Aku tersenyum lagi. Menjawab pertanyaan seperti ini dengan kata-kata tak akan pernah ada habisnya. Akan selalu muncul pertanyaan-pertanyaan lainya yang serupa.
"Hehe Ibu-ibu. Mohon doanya saja ya. Semoga yang dibilang Bu Mira benar adanya."
Aku melirik jam.
"Masya'Allah udah telat," bathinku.
Aku segara berkemas. Memasukan buku catatan kedalam tas. Dan dengan sedikit tergesa aku harus mengakiri pertemuan dengan Ibu-Ibu yang selalu membuat hujung mingguku terasa berarti.
"Saya pamit ya Bu-Ibu. Semoga apa yang kita pelajari hari ini bisa kita lakukan dalam kehidupan. Belajar menjaga rahasia dan aib orang lain sama saja dengan menyelamatkan aib milik sendiri, Semoga berkah. Insya'Allah," kataku sambil menyalami mereka semuanya.
"Aamiin Ya Rabbal Alamin. Terimakasih banyak Mba Khadejja. Hati-hati dijalan ya," jawab Ibu-ibu kompak
Aku tersenyum.
"Terimakasih kembali. Semoga kita dipertemukan kembali minggu depan.
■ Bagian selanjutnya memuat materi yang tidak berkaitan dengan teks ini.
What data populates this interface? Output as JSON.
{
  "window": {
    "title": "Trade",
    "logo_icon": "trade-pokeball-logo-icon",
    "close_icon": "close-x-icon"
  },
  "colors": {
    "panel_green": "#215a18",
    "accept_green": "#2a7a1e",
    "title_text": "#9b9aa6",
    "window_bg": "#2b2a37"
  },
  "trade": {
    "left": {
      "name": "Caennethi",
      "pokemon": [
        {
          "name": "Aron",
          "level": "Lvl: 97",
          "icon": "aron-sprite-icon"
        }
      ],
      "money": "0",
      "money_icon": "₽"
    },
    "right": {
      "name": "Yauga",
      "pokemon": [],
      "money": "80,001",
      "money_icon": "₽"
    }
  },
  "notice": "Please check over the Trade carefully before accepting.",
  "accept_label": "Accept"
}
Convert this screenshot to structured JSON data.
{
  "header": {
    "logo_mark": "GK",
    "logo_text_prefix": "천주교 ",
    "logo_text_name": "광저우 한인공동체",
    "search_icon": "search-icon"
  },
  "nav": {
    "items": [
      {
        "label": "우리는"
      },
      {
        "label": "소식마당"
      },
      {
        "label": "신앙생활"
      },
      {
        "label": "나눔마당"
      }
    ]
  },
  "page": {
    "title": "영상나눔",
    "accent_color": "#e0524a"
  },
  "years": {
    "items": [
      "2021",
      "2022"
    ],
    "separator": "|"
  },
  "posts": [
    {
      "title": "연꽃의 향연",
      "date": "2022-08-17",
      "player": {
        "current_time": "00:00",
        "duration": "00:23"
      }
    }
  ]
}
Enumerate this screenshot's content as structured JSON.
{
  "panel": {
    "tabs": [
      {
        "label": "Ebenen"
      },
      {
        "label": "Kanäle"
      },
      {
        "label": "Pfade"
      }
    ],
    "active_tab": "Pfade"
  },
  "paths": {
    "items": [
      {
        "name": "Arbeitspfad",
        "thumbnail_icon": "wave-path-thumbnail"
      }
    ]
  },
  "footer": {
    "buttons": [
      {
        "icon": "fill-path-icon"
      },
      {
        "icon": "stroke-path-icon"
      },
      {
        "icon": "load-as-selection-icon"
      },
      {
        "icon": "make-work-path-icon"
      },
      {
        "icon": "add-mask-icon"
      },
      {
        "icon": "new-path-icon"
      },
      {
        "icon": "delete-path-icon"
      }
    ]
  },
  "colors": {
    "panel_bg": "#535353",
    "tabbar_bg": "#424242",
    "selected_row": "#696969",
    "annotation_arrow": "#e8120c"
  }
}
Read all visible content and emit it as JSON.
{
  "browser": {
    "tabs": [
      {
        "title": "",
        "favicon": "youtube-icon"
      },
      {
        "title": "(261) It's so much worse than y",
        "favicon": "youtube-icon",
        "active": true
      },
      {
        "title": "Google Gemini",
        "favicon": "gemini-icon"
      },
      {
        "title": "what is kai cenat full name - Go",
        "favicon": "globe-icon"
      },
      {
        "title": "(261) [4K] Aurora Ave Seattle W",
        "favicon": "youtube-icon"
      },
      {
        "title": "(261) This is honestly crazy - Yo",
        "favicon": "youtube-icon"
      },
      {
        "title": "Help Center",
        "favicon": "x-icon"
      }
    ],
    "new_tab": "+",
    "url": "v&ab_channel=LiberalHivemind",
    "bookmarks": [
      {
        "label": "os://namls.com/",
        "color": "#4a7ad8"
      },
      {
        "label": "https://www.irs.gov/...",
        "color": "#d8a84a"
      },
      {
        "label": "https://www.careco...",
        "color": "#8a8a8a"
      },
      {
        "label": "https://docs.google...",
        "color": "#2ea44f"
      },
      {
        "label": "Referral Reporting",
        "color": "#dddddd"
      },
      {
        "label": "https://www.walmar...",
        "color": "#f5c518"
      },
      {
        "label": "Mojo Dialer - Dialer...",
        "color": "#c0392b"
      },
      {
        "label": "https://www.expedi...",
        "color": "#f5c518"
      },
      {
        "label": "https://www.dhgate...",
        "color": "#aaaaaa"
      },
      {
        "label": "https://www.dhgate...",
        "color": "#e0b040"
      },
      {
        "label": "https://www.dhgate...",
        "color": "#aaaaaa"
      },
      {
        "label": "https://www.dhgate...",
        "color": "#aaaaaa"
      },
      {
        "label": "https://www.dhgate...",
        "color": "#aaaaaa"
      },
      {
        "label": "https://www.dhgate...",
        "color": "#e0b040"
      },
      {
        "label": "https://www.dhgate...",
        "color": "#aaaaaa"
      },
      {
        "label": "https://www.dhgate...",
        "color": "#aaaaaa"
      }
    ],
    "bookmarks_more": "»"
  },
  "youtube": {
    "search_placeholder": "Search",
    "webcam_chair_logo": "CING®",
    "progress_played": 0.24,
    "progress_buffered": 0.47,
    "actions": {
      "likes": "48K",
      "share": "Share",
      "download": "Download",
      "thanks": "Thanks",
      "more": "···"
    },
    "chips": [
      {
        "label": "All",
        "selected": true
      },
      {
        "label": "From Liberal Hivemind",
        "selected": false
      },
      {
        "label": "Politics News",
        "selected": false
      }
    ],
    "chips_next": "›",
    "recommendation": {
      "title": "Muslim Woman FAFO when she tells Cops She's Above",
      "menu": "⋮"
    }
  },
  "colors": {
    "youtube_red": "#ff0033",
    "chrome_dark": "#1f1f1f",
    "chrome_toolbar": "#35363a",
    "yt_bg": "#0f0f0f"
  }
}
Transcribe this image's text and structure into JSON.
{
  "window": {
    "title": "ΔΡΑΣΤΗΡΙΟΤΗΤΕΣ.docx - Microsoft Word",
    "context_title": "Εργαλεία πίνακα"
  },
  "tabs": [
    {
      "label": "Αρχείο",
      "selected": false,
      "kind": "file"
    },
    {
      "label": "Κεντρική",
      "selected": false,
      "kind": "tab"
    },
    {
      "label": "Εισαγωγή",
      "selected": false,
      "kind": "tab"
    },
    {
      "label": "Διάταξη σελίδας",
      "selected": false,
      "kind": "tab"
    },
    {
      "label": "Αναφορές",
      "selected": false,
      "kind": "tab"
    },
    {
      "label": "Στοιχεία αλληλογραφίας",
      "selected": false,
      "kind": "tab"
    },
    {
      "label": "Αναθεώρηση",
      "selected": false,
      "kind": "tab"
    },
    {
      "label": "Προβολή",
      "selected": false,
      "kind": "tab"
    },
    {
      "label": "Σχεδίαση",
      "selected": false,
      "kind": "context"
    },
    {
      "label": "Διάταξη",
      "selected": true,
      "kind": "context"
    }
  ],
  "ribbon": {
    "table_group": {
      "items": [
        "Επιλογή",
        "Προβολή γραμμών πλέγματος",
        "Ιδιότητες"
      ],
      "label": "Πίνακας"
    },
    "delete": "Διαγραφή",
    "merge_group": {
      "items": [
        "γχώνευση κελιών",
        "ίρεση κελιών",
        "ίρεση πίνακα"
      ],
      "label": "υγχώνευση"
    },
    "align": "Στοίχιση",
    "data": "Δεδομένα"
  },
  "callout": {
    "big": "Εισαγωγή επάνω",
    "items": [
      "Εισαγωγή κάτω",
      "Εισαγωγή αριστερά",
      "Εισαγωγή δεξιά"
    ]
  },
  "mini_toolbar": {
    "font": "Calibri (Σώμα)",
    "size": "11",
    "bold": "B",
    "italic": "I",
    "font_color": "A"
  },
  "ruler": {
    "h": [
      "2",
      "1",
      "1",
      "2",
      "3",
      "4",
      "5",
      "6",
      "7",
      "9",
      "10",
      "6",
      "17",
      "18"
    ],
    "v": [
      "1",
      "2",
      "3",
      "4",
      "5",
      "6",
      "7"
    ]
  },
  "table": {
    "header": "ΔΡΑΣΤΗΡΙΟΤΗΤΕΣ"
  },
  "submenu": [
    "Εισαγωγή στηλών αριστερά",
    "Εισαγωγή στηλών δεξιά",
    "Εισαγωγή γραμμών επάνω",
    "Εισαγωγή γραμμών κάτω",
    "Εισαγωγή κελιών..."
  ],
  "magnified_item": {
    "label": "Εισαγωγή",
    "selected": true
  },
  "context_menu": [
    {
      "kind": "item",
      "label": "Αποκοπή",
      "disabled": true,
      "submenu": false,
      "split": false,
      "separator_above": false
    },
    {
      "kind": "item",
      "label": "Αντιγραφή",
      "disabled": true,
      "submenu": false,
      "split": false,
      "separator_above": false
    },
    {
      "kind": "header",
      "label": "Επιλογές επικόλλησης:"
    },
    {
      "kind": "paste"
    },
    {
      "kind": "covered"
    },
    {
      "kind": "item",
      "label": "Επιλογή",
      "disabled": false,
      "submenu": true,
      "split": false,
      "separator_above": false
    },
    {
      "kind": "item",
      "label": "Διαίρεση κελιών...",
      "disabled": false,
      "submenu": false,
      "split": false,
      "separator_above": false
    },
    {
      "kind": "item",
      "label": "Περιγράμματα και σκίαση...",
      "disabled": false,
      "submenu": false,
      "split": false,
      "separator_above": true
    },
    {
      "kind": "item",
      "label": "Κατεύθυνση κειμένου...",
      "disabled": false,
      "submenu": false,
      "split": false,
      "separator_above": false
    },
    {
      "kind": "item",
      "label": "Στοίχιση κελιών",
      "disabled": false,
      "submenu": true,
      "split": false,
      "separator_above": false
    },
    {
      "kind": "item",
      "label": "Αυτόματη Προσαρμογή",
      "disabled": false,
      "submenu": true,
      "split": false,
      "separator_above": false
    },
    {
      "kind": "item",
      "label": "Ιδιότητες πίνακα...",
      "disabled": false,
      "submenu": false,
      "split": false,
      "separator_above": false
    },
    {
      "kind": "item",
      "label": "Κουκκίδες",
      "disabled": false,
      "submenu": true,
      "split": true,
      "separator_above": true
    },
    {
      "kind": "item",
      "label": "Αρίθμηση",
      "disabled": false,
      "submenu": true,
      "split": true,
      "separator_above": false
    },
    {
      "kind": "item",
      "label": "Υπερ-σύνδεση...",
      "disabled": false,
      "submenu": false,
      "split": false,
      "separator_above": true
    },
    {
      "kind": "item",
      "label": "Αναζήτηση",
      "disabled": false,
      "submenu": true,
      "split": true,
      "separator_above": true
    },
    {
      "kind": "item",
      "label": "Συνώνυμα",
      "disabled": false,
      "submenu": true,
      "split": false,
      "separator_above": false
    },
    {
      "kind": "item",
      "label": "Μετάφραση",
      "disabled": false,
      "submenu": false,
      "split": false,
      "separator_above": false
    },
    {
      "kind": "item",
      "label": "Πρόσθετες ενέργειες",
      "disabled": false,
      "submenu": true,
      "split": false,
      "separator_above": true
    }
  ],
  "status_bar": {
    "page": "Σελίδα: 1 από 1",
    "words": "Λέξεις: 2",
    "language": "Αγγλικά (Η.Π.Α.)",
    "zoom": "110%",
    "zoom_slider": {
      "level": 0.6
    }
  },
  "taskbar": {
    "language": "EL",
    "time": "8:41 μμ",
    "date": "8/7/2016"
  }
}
Insya'Allah. Saya permisi. Assalamualaikum Warahmatullahi Wabarakatuh."
"Waalaikumussalam Warahmatullahi Wabarakatuh."
Setalah berpamitan, aku bergegas mengayunkan langkah. Menerobos lorong yang mulai sepi. Sudah hampir magrib. Rata-rata pekerja sudah pulang kerumah. Hanya tinggal beberapa orang yang bertugas.
Aku mempertegas langkah untuk lebih cepat. Beberapa kali aku harus berjalan sambil membalas pesan WhatsApp yang masuk bertubi-tubi. Sampai akhirnya, aku terlupa bahwa di koridor dekat parkiran ada pot bunga berukuran besar.
"Allahuakbar."
Aku berteriak sendirian.
Gamisku tersangkut pada ranting bunga yang panjang, membuatku terpijak hujung roknya yang labuh, aku kehilangan keseimbangan dan tersungkur saat itu juga.
Sambil meringis menahan sakit, aku mencoba duduk.
"Masya'Allah, kok bisa jatuh Mbak," sebuah suara panik samar-samar datang dari belakangku.
"Sini saya bantuin bangun Mbak," pemilik suara itu sudah berjongkok dihadapanku.
Dan sungguh aku terkesima. Sampai-sampai mulutku bergumam pelan dengan sendirinya, "Subhanallah tampannya."
"Apa Mbak?" tanya laki-laki berparas tampan dihadapanku.
"Aaa ee aa.. Maaf mas, terimakasih. Saya bisa bangun sendiri kok," aku gelagapan menjawabnya.
"Bismillah.."
Tertatih sambil berpegangan pada batang pohon bunga yang besar. Aku memastikan tubuhku benar-benar bangun dan berdiri di depan laki-laki tersebut.
"Ini, Mbak."
Laki-laki dengan kharisma yang tidak biasa itu menyerahkan handphoneku yang tadi tercampak entah kemana. Sambil tersenyum dan mengangguk kecil aku menerima.
"Sekali lagi terimakasih ya, Mas."
"Sama-sama mbak. Lain kali lebih hati-hati ya, kalau lagi jalan jangan chattingan, kalau chatinggan jangan sambil jalan. Hehee..." dia terkekeh pelan, terlihat semakin tampan.
"Astagfirullah. Kenapa denganku?" bathinku dalam hati dan refleks menepuk jidatku sendiri.
"Hallo Mbak, mbaknya oke mbak?" tanyanya sambil menatapku.
Pandangan kami bertemu, namun aku segera menunduk.
"Astagfirullah kejadian macam apa ini,"
"Sadar Khadeeja, sadar. Istighfar.. Ya Allah," ucapku dalam hati.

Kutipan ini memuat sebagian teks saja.